There is no escape from all this being needed. And what I have to give is not enough.

In the depths of self-victimizing, I cannot imagine why God actually chose to be our father. Why not our BFF or bro? Unlike Charlie, unlike me, God actually wrote us into his story. He cast himself as ‘Parent’ and went to unbelievable extremes to adopt us into his family.

Even stranger is this thought: the exhaustive ways our children relate to us as parents are actually how God longs for us to relate to him. He wants us to need him like a helpless child. My kids need me for absolutely everything. They talk at me non-stop, asking one weird and nonsensical question after another. I am the first person they want in the morning and the last person they want when they go to sleep. My kids depend on me to feed them, to clothe them, to bathe them, and to rescue them over and over and over again. This need is overwhelming because I am not God. Any day now, they’ll realize this.

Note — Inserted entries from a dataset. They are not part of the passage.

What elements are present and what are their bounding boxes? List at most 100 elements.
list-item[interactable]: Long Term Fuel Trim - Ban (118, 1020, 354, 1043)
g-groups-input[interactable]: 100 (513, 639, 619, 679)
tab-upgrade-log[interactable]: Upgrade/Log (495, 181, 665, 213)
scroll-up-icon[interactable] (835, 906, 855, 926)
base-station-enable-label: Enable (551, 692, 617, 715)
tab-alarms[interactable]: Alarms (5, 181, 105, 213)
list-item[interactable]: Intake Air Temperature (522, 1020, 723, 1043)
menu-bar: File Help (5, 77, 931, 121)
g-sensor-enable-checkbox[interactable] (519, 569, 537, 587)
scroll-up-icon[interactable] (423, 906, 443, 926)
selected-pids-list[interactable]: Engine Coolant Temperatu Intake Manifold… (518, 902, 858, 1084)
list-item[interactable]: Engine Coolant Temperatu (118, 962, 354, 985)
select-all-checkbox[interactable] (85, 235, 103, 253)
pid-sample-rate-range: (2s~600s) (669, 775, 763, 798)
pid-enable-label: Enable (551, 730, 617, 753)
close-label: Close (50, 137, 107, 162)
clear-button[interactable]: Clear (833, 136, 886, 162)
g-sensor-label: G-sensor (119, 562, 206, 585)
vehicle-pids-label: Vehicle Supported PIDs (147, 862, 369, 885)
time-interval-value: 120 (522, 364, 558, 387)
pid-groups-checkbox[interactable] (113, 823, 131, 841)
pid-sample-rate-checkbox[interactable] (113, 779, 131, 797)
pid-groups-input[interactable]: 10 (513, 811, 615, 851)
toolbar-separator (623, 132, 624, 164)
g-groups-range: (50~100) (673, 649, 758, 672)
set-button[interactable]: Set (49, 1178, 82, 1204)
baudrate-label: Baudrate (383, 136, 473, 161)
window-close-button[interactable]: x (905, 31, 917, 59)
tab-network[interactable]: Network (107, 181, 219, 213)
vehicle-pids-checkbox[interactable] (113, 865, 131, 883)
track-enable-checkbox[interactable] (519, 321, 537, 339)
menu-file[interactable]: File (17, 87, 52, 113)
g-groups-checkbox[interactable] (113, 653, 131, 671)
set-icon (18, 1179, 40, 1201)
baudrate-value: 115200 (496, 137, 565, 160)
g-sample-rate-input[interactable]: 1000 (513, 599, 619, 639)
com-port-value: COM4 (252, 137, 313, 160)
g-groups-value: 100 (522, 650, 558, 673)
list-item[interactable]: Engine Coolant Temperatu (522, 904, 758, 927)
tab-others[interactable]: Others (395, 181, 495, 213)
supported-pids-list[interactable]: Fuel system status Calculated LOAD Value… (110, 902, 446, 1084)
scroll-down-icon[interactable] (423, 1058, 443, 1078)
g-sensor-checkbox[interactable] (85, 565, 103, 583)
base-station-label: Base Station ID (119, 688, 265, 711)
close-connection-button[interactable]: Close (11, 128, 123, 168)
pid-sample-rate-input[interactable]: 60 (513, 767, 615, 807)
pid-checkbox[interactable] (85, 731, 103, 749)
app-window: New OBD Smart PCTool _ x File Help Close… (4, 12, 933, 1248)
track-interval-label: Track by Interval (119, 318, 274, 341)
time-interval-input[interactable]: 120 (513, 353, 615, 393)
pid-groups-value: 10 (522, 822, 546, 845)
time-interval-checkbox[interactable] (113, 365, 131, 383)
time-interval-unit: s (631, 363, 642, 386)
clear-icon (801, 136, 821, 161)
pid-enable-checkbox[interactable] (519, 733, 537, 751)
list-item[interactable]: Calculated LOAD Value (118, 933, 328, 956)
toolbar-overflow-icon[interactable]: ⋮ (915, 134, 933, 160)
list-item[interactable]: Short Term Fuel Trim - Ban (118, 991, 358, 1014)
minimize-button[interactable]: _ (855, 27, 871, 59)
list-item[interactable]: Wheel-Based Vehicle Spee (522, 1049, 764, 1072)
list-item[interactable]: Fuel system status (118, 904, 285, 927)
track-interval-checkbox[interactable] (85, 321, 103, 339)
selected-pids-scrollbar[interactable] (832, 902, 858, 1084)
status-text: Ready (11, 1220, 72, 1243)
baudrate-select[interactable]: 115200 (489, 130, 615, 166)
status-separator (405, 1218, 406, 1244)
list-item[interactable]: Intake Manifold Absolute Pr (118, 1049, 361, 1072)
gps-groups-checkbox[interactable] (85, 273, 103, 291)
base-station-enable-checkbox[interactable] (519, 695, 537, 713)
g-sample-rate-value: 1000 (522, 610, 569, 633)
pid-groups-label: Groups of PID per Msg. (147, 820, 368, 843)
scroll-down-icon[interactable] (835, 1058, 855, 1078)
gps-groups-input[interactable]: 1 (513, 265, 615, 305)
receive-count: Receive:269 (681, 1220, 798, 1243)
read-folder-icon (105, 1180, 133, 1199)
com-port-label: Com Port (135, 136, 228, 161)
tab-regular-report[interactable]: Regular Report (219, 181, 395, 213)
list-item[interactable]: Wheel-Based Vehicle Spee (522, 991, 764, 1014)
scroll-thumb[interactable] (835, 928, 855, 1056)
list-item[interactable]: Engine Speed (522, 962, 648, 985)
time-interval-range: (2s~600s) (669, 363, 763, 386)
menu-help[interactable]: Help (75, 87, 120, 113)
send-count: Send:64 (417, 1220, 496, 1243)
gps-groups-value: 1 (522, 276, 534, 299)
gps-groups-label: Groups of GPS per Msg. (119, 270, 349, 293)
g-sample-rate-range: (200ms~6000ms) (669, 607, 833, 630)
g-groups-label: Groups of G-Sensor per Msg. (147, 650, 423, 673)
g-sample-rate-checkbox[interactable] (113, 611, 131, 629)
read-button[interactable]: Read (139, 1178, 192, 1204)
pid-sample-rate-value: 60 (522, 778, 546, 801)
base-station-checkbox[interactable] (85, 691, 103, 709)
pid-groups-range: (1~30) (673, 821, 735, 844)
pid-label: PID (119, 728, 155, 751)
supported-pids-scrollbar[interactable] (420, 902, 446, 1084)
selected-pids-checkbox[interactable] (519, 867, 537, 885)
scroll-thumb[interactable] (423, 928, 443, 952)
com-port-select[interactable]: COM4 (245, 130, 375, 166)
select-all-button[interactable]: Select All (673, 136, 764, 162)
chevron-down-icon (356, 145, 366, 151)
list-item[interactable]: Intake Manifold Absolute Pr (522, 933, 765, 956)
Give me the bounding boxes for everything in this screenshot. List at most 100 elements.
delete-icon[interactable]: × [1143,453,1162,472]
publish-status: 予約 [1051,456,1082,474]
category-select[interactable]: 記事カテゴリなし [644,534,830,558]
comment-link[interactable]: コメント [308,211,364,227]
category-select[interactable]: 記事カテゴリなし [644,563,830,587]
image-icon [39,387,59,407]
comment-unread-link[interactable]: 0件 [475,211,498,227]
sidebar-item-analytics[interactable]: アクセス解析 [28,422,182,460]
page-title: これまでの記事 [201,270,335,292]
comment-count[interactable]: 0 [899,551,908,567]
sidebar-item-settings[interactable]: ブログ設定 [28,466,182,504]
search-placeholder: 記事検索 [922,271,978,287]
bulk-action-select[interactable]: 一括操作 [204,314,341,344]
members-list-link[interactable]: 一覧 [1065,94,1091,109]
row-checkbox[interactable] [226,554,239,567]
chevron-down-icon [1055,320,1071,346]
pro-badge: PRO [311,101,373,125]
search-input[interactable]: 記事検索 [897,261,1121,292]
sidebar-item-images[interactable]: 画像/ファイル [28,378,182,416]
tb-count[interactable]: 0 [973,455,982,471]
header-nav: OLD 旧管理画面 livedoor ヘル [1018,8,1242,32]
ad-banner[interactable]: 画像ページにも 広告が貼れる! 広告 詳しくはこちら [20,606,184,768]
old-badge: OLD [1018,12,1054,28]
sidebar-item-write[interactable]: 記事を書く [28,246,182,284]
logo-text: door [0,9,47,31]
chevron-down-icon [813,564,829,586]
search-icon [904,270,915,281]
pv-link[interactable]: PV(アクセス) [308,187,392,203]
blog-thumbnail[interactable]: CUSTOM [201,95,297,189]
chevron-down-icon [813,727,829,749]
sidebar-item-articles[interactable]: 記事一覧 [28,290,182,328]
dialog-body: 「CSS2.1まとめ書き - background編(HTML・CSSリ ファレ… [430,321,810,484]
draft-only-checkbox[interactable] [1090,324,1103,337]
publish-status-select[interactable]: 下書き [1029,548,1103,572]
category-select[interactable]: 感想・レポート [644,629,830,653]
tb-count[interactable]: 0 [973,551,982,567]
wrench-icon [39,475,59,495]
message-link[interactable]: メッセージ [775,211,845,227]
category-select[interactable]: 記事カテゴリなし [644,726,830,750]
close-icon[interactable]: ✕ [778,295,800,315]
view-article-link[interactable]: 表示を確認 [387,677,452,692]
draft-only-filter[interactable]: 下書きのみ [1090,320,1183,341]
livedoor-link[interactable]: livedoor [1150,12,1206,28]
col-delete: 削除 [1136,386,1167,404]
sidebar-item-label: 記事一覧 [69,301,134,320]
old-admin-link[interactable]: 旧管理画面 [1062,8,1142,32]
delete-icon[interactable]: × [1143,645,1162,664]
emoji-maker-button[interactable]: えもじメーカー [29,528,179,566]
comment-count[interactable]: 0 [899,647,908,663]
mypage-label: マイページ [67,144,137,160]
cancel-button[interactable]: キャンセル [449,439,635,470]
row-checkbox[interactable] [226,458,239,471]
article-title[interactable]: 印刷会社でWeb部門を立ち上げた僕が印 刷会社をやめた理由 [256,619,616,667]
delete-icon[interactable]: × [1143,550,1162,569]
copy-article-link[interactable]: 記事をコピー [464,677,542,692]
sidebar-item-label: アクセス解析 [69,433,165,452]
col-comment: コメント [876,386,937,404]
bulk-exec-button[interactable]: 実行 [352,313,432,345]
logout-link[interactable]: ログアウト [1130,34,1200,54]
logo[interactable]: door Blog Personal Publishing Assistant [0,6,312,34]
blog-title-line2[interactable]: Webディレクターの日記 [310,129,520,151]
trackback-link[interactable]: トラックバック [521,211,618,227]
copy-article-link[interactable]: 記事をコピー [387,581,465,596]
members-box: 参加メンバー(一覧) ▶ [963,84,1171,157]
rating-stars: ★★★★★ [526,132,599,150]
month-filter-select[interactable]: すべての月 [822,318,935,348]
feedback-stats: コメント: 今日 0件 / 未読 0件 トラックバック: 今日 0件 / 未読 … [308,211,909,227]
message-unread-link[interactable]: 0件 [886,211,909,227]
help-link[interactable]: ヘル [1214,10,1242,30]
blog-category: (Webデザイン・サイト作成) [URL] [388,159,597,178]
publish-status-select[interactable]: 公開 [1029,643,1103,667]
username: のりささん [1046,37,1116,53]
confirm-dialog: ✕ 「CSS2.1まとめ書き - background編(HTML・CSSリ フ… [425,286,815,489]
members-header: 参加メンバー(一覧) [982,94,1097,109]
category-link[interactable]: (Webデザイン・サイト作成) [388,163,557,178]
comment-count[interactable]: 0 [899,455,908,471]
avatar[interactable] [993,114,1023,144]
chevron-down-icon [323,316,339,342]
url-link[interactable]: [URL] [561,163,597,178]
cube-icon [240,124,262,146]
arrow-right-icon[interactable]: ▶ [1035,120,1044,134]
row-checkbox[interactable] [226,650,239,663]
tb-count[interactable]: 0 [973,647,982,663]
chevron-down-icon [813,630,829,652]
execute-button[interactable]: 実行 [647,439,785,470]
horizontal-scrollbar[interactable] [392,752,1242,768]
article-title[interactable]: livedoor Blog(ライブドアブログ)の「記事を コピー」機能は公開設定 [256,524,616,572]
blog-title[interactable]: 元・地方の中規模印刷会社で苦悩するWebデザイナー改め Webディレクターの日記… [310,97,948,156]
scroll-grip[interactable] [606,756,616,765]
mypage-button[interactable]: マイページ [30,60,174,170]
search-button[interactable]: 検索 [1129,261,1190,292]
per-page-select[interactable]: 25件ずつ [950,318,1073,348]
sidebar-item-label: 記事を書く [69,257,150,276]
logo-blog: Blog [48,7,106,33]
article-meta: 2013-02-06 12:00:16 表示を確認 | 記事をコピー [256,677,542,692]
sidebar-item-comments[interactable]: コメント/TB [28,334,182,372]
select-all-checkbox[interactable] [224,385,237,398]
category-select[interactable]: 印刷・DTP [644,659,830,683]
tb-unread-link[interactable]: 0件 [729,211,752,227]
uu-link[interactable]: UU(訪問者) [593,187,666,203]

In the steep dip of pouring out to my children, I often fail to remember that God — my father — is eager to pour in to me and my own ridiculous and selfish needs as a parent. He fills this awful vacuum. He opens these walls that are so bent on closing in. He puts a smile on my face (and most of the time makes it genuine). He gives me this new identity. Beyond just parent (and whatever I was before parent), I am first and foremost daughter.

The success of God’s parenting was dependent on the death of Jesus. So why did I think my experience of parenthood could escape a death of its own? Thankfully, the story of the gospel is not only one of death, but of redemption and new life. In Jesus, God the father says, ears attentive, arms open wide, and with a heart full of gladness: “Dear one, what’s yours is yours, and what’s mine is yours.”